7. SECURITIES LAW RESTRICTIONS. The Participant agrees that if at the time of acquisition or delivery of any Award Shares issued hereunder the sale of such shares is not covered by an effective registration statement filed under the Securities Act of 1933 (the “Act”), the Participant will acquire the Award Shares for the Participant’s own account and without a view to resale or distribution in violation of the Act or any other securities law, and that the Participant will enter into such written representations, warranties and agreements as the Company may reasonably request in order to comply with the Act or any other securities law or with this Award.
8. REORGANIZATION OF THE COMPANY; ADJUSTMENT OF AWARD SHARES. The existence of this Award shall not affect in any way the right or power of the Company or its stockholders to make or authorize any or all adjustments, recapitalizations, reorganizations or other changes in the Company’s capital structure or its business, or any merger or consolidation of the Company, or any issue of bonds, debentures, preferred or prior preference stock ahead of or affecting the Award Shares or the rights thereof, or the dissolution or liquidation of the Company, or any sale or transfer of all or any part of the Company’s assets or business, or any other corporate act or proceeding, whether of a similar character or otherwise. However, if the Common Stock is subdivided, consolidated, increased, decreased, changed into or exchanged for a different number or kind of shares or other securities, whether through reorganization, merger, recapitalization, reclassification, capital adjustment or otherwise, or if the Company shall issue common stock or other securities as a dividend or upon a stock split, then for all purposes, references herein to Common Stock or to Award Shares shall mean and include all securities or other property (other than cash) that holders of the Common Stock are entitled to receive in respect of the Common Stock by reason of each such event, which securities or other property (other than cash) shall be treated in the same manner and shall be subject to the same restrictions as the underlying Award Shares. In computing any adjustment hereunder, any fractional share or other fractional security which might otherwise become subject to issuance may be eliminated.
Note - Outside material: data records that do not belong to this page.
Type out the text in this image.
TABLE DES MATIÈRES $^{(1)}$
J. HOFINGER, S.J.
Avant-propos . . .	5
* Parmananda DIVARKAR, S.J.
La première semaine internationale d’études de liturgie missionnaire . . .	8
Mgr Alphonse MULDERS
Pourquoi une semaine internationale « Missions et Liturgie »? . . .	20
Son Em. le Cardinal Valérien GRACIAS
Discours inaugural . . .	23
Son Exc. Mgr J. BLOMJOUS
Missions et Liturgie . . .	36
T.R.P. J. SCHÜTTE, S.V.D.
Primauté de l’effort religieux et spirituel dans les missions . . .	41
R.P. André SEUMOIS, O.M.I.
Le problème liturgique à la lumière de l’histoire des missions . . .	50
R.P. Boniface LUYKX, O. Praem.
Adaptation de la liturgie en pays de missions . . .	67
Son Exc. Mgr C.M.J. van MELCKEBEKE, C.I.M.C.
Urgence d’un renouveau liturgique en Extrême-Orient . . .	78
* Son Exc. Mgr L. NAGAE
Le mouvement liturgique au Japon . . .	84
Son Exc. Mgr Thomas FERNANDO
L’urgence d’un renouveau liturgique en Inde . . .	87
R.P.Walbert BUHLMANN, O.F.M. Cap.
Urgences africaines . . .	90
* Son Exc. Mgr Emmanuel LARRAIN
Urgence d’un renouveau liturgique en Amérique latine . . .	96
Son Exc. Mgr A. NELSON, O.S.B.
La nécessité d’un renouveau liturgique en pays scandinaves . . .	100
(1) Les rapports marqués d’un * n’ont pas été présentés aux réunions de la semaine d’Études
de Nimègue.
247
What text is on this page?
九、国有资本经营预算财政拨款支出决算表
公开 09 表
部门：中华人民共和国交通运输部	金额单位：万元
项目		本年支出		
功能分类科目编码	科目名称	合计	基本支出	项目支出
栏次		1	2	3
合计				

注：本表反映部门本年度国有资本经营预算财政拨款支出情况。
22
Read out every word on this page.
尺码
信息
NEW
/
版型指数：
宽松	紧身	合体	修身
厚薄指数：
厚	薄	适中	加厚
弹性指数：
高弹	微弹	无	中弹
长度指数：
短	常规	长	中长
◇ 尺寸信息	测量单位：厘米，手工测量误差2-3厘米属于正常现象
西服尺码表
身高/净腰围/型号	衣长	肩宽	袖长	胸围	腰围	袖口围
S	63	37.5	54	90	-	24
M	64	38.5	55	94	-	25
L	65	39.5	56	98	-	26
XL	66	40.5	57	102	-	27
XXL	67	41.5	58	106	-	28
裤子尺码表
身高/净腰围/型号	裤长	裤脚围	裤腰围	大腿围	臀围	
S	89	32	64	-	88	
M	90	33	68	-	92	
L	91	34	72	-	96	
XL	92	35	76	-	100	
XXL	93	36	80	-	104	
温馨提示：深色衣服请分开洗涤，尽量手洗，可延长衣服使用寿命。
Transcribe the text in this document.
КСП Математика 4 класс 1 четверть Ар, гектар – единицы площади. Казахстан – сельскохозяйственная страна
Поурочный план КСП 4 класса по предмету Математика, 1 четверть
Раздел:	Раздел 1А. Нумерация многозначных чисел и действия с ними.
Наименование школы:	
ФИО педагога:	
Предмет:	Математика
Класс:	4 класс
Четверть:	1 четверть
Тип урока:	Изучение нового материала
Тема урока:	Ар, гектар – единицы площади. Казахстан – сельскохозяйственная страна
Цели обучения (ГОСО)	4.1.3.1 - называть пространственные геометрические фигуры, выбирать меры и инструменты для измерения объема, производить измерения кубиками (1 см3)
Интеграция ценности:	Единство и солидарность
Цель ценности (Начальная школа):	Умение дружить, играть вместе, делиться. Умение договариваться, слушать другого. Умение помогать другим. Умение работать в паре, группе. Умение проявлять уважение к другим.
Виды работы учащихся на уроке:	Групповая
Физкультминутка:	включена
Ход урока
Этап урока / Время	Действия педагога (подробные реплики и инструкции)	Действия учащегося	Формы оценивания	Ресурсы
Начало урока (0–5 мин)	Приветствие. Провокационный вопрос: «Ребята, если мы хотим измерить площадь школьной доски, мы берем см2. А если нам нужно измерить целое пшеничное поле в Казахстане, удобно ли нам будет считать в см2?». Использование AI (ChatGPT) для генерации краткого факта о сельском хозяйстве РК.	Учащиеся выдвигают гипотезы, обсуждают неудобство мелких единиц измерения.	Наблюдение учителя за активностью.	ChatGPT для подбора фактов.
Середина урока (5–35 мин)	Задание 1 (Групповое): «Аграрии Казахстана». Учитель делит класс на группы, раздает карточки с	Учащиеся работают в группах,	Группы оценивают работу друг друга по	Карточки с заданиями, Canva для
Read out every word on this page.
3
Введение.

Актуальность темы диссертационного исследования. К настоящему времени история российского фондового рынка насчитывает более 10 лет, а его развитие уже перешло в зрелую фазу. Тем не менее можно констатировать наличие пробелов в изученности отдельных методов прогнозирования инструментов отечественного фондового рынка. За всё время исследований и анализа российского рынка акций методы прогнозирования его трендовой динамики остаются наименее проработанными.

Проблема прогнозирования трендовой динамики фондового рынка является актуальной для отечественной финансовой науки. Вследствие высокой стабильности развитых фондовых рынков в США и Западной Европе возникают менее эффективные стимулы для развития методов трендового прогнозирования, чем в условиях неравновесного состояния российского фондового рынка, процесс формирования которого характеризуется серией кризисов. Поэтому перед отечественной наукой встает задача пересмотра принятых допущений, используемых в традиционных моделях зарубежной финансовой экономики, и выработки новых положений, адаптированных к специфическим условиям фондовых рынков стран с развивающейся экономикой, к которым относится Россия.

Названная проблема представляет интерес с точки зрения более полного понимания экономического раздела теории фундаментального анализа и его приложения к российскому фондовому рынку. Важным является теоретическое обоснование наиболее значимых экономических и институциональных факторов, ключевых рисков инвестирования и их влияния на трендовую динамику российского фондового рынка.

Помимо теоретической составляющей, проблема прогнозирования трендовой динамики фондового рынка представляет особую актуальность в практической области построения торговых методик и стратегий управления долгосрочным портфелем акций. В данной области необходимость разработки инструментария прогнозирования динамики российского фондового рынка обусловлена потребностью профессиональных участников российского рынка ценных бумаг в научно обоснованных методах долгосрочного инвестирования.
9. NO GUARANTEE OF EMPLOYMENT OR OTHER CONTRACT RIGHT. This Award is not a contract of employment, and neither this Award nor the Plan shall confer upon the Participant any right with respect to continuance of employment or other service with the Company or any subsidiary, or interfere in any way with any right the Company or any subsidiary would otherwise have to terminate the Participant’s employment or other service. Receipt of this Award shall not be deemed to create a right to receive any future restricted stock, restricted stock unit, performance share or performance unit, stock option, stock appreciation right or other award or bonus in any form, and shall not constitute an acquired labor right for purposes of any foreign law. This Award is not a part of the Participant’s salary or wages and shall not afford the Participant any additional right to severance payments or other termination awards or compensation under any Company policy or any domestic or foreign law as a result of the termination of the Participant’s employment for any reason whatsoever.
10. AMENDMENT AND TERMINATION. No amendment or termination of this Award which would impair the rights of the Participant may be made without the written consent of the Participant. No amendment or termination of the Plan may impair the rights of the Participant under this Award without the written consent of the Participant.
11. SEVERABILITY. If any provision of this Award shall be held illegal, invalid, or unenforceable for any reason, such provision shall be fully severable and shall not affect the remaining provisions of this Award, and this Award shall be construed and enforced as if the illegal, invalid, or unenforceable provision had never been included herein.
12. GOVERNING LAW. This Award shall be construed in accordance with the laws of the State of Missouri.
13. SUCCESSORS. Subject to Section 2(a) above, this Award shall bind and inure to the benefit of the Participant and the Company and their respective successors and assigns, and any reference herein to the Company shall be deemed to be a reference to any such successor or assign to the Company.